For Middle Eastern states, mastering the intricacies of cyberspace is considered critical both as an offensive weapon against (domestic) political opposition and a 'defensive shield' to thwart cyber-attacks. Cyber power is a cost-effective – both in terms of human life and treasury assets – instrument of asymmetrical warfare that not only compensates for conventional power deficits among actors, but that can also produce significant psychological effects on the target society. Furthermore, the remote and indirect nature of cyber activity helps further define cyber power as a valuable intelligence tool that can be used stealthily, thereby making retaliation difficult.

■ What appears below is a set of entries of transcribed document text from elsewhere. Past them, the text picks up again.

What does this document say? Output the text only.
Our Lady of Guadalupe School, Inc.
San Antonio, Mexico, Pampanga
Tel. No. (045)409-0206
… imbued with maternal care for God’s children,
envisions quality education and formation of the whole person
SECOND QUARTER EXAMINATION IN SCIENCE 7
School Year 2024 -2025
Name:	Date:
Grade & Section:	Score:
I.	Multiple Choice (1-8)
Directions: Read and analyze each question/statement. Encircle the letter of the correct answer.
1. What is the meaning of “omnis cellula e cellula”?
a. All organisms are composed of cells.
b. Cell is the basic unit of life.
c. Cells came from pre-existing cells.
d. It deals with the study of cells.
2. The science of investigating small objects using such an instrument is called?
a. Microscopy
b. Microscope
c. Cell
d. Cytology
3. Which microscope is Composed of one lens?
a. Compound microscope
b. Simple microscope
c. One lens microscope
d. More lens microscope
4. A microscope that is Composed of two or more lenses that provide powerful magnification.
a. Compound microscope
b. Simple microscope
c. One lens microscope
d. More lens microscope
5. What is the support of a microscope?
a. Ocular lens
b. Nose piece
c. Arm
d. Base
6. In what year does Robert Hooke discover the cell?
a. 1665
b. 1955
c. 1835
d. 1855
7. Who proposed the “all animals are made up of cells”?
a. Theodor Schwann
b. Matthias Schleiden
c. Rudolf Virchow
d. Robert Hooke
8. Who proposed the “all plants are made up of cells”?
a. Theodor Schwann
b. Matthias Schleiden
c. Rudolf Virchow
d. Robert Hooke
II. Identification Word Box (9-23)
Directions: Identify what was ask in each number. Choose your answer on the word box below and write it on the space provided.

Creating flux in unstable regions

The bad news is that these attributes create a strategic environment in which uncertainty is the norm. This, in a region like the Middle East where states tend to see cyberspace in political terms only, will likely amplify the likelihood of disproportionate responses and political controversies, thereby encouraging full-scale escalations. A strategy of deterrence is, at best, of limited utility because the cyber domain provides a high degree of anonymity and low barriers to entry. As such, states will be expected to initiate an attack, not least of all, because attacks in cyberspace are 'instantaneous'. They effectively and immediately put the defender under immense pressure.

For extra-regional actors, on the other hand, any improvement in regional states’ cyber capabilities tend to translate into a reduction in their capability to implement so called digital diplomacy policies. The emergence of the Internet as a political tool in recent months will ensure that regional actors, albeit to various extents, will seek to monitor and control cyber activities of their citizens even more rigidly. Some states might opt for an even more extreme option, seeking to disconnect the public from the wider world through under-investment in their IT infrastructure.

The dual strategy of sanctions and containment are also likely to lose their strategic relevance. It is hard to contemplate how western powers can sanction export of cyber technology at a time when, in the words of Col Stephen Korns, "many cyber weapons are commoditised and can be easily purchased off the shelf at affordable prices." Similarly, containment is likely to prove counterproductive given that the asymmetrical nature of cyber power can provide a counterbalance to force superiority of external actors.

It follows then that the concept of cyber power as a strategic tool has been disseminated widely enough to enable various state and non-state actors to exercise their cyber influence effectively. This, in the absence of a cyber power theory and international norms and procedures to regulate the cyberspace, makes cyber threats real and enduring.

The Middle East is a target-rich environment – oil refineries, water desalination plants, major ports, foreign military bases, nuclear sites, etc. – where there are adequate geopolitical, sectarian, and historical rivalries and enmities to provide actors with an incentive to employ cyber power in order to obtain their policy objectives. This does not mean that a 'pure' cyber conflict is imminent. What it implies is that the current Middle Eastern security environment and the nature of conflict are both changing rapidly. With more intra-state conflicts on the horizon, the western push for digital dialogue and diplomacy, in spite of all the opportunities that it offers, may very well lead to the loss of whatever Internet freedom that already exists while significantly endangering regional stability.